Objects become material culture when they are integrated into shared actions, that is to say, a source of union and disunion, as Joël Candau defines it: "By this ambiguous character, the word "sharing" refers perfectly to the two modes of sharing which constitute the object of anthropology: the moment when the ties between individuals are formed or, when these ties preexist, the moment when they unravel. In short, we must try to understand this particular, singular moment when the social, the cultural is born, gives itself form or sometimes dies or is annihilated. Thus, anthropology "has the vocation of explaining at the outset the always mysterious circumstances which make it possible that material or ideal ties are tied (or untied) between individuals, thus allowing the emergence of a modality of the social that is 'culture' or 'society' or, more modestly, to be considered as a social or cultural phenomenon. This is the time of sharing." (Candau, 2000, p. 113]. 

The pen, the amphitheater, the mobile phone and the lodging of a room are shared by students and constitute in this sense elements of student material culture. But that is not enough. The reflections of the French research group MàP invite us to take into account what is at stake in action on matter, which is the encounter between embedded knowledge and reflexivity, matter and ideas, humans and objects, in given time-spaces. And what is at stake is not only the production of physical environments by actors: pens, laptops, housing, etc. constitute the material culture of students because these subjects, by incorporating them, are constructed as students. 

The Unspeakable 
Objects belong to a universe of the unspeakable: they do not speak and it is not always obvious that one should speak about them. Caught up in everyday actions, they often tell us more about what to do than what to say. The "practical sense" provides, according to Bourdieu [1980, p. 115], a "mute experience of the world as self-evident". Many researchers have thus shown that the action is not always embarrassed by explanation or even comment. Marie-Noëlle Chamoux [1996], in support of the data collection work prior to the Diderot's Encyclopaedia, highlights the difficulty of putting into words the action and in particular the technical action: "The action and the discourse on action are not to be confused "(1996, p. 3]. 

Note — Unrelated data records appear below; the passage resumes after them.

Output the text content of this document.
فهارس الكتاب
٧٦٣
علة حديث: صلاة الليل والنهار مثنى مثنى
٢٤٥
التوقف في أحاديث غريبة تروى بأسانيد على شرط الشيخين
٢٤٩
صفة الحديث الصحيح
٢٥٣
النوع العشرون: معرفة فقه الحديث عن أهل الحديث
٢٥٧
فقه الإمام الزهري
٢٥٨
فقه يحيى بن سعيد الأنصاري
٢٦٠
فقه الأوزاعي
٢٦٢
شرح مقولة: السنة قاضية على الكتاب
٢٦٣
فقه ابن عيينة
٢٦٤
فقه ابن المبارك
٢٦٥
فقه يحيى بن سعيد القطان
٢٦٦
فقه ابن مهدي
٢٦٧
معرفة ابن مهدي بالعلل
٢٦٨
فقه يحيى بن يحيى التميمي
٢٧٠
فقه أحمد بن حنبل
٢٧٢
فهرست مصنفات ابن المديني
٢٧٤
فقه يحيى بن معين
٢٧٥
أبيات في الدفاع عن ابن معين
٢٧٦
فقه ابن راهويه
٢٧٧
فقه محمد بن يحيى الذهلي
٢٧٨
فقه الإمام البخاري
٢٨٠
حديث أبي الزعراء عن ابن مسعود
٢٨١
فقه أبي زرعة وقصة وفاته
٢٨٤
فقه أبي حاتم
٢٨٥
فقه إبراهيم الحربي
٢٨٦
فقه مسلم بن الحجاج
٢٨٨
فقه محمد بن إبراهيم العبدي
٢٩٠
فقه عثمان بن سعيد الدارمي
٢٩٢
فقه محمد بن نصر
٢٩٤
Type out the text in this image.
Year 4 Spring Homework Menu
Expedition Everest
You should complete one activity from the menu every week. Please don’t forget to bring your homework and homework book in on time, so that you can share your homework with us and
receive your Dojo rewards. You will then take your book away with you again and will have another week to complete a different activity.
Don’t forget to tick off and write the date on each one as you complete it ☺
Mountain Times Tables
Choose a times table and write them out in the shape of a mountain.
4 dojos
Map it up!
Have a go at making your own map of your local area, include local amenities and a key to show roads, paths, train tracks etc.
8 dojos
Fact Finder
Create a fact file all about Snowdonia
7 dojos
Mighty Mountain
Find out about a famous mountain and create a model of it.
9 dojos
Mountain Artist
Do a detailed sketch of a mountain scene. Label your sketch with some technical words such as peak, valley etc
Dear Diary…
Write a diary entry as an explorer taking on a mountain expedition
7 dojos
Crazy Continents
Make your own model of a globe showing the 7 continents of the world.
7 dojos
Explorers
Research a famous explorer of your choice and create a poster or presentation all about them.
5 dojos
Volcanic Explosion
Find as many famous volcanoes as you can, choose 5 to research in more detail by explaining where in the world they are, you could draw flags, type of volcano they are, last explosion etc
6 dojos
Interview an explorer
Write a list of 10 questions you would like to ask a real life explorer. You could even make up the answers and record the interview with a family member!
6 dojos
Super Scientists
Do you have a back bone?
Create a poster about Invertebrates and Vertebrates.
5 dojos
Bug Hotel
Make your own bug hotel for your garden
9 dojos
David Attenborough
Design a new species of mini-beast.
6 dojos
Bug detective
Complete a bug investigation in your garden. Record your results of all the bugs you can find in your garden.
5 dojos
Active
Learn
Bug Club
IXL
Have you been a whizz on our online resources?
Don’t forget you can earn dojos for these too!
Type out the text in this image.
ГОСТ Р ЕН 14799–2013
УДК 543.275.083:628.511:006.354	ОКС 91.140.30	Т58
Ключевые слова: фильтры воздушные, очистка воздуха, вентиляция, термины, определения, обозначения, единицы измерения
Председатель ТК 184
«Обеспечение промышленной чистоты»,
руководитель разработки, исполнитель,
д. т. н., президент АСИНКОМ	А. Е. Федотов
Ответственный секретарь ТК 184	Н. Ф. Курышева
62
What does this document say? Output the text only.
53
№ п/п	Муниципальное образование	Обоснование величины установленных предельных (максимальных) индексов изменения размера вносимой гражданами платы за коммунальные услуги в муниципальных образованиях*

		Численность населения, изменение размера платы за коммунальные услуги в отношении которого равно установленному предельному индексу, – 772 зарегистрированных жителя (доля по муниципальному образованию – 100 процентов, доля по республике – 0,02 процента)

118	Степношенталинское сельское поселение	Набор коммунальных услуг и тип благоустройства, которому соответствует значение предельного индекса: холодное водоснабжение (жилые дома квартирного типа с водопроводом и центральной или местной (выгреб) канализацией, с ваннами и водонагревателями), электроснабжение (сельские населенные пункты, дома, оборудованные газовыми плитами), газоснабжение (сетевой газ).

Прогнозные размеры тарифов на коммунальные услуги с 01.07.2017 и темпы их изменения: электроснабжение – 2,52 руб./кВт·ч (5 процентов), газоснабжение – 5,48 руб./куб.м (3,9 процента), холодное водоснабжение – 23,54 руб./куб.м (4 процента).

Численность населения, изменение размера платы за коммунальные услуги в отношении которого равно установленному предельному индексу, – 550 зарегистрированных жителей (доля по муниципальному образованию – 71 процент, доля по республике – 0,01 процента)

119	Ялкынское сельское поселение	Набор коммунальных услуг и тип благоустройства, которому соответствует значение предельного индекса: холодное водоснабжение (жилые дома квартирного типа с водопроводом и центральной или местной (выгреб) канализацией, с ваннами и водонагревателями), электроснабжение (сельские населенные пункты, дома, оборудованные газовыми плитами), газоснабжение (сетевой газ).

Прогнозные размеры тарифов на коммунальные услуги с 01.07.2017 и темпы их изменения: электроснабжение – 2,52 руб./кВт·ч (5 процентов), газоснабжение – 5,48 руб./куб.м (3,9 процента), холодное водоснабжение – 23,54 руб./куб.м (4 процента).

How then can we understand what is not of the order of saying, but of the order of doing? Labor psychologists and ergonomists are confronted with these methodological problems, which seek to understand or improve the working conditions of operators. The know-how of those whom they consider to be experts is little or not explicable, so it is rather an implicit knowledge emerging from their in situ experience. Knowledge often exceeds what we are able to say. It is because "man is an animal that thinks with his fingers," according to Maurice Halbwachs [Warnier, 1999a]. 

Even if the subject does not speak, bodily practices, especially during learning, are accompanied by language practices [Faure, 2000]. In the transmission of know-how, there is certainly knowledge of the body [Chevallier, 1991] based on material culture, but there are also words whose sole purpose is to explain action as something to do or not to do: in physical practices, the counting of danced gestures, the professor's phrase that rhythms the activity at the beginning of each exercise, also participate in a "learning by body" [Faure, 2000]. 

"Boxing Evening", Lorenzo Bittini. CC BY 2.0, Image Credit.

In order to understand action, the relationship to objects, and language interactions in the context of work, sports or everyday life, some researchers choose a method of ethnography that pushes the point of participant observation, to the verge of making themselves as others: Diderot enters the workshops and then becomes an apprentice, Hutchins becomes a jetliner pilot and Loïc Wacquant [2000] is initiated into the practice of the boxing. All three thus engage their bodies in material cultures specific to social groups.